The cooldown of the U.S. housing market has been evident for several months now, a trend driven by rising mortgage rates that have moderately slowed demand for homes in many parts of the country.
Throughout the COVID-19 pandemic, the Florida real estate market has often been held up as a clear case of overinflated prices. Many of the state’s cities became magnets for out-of-towners who could work remotely and had incomes to drive up competition for properties, whether to live in them or to invest.
Redfin this week released the latest data on which U.S. housing markets have been cooling down the fastest in 2022. Unsurprisingly, four Florida cities cracked the top 20.
North Port, in Sarasota, came in highest at No. 9 with a median sale price of $450,000. Jacksonville was No. 17 with a median sale price of $365,000, Tampa was No. 18 with a median of $377,000 and Orlando was No. 19 with a median of $391,778.
The ranking is based on year-over-year changes in prices, price drops, supply, pending sales, sale-to-list ratio and the share of homes that went off market in two weeks from February to August. That’s when the housing market reached a peak in terms of demand and competition while the number of homes for sale was at a low, Redfin explained.
“These are all places where homebuyers are feeling the sting of rising home prices, higher mortgage rates and inflation very sharply,” said Redfin Chief Economist Daryl Fairweather. “They’re slowing down partly because so many people have been priced out and partly because last year’s record-low rates made them unsustainably hot.”
The top five cities on the list are Seattle, Las Vegas, San Jose, San Diego and Sacramento. North Port is the only East Coast market in the top 10. Apart from the Florida cities, Raleigh, North Carolina is the only other East Coast city in the top 20.
Conversely, Redfin found that the housing market in Lake County, Illinois had been impacted the least by the wider economic picture. Albany, New Haven, Chicago and Milwaukee also were among the most stable markets in an otherwise cooling landscape.
The markets that have seen less cooling are considered more affordable, even though they recorded price increases during the pandemic.
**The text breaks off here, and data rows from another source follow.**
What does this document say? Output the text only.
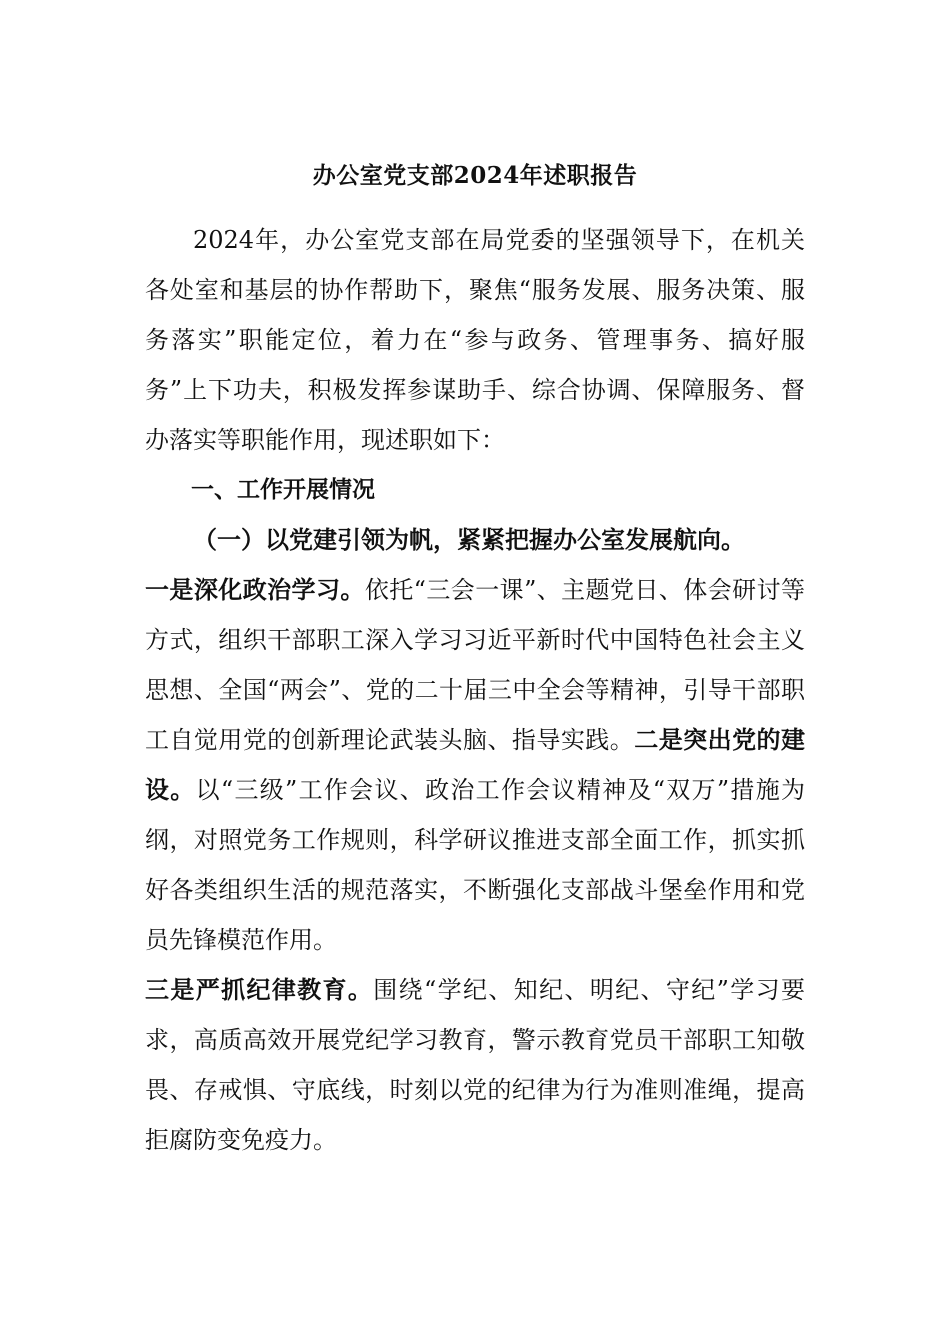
办公室党支部2024年述职报告

2024年，办公室党支部在局党委的坚强领导下，在机关各处室和基层的协作帮助下，聚焦“服务发展、服务决策、服务落实”职能定位，着力在“参与政务、管理事务、搞好服务”上下功夫，积极发挥参谋助手、综合协调、保障服务、督办落实等职能作用，现述职如下：

一、工作开展情况

（一）以党建引领为帆，紧紧把握办公室发展航向。

一是深化政治学习。依托“三会一课”、主题党日、体会研讨等方式，组织干部职工深入学习习近平新时代中国特色社会主义思想、全国“两会”、党的二十届三中全会等精神，引导干部职工自觉用党的创新理论武装头脑、指导实践。二是突出党的建设。以“三级”工作会议、政治工作会议精神及“双万”措施为纲，对照党务工作规则，科学研议推进支部全面工作，抓实抓好各类组织生活的规范落实，不断强化支部战斗堡垒作用和党员先锋模范作用。

三是严抓纪律教育。围绕“学纪、知纪、明纪、守纪”学习要求，高质高效开展党纪学习教育，警示教育党员干部职工知敬畏、存戒惧、守底线，时刻以党的纪律为行为准则准绳，提高拒腐防变免疫力。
“They’re slow to feel the impacts of economic headwinds like inflation and the Fed raising interest rates because the relatively affordable home prices make them attractive to house hunters seeking deals, and homes are already priced low enough that there’s not much room to fall,” Redfin senior economist Sheharyar Bokhari said.
In South Florida, median home sale prices in Miami-Dade County fell to $551,250 for a single-family home in August, down from $570,000 in July, the Miami Herald reported. That’s the second consecutive month they’ve fallen, while in Broward County the median sale price fell from $600,000 in July to $562,500 in August.
“Prices never go up forever,” Ana Bozovic, founder and real estate market analyst at Analytics Miami, told the newspaper. “The steady ramp up we have had through mid-2022 was neither normal nor sustainable.”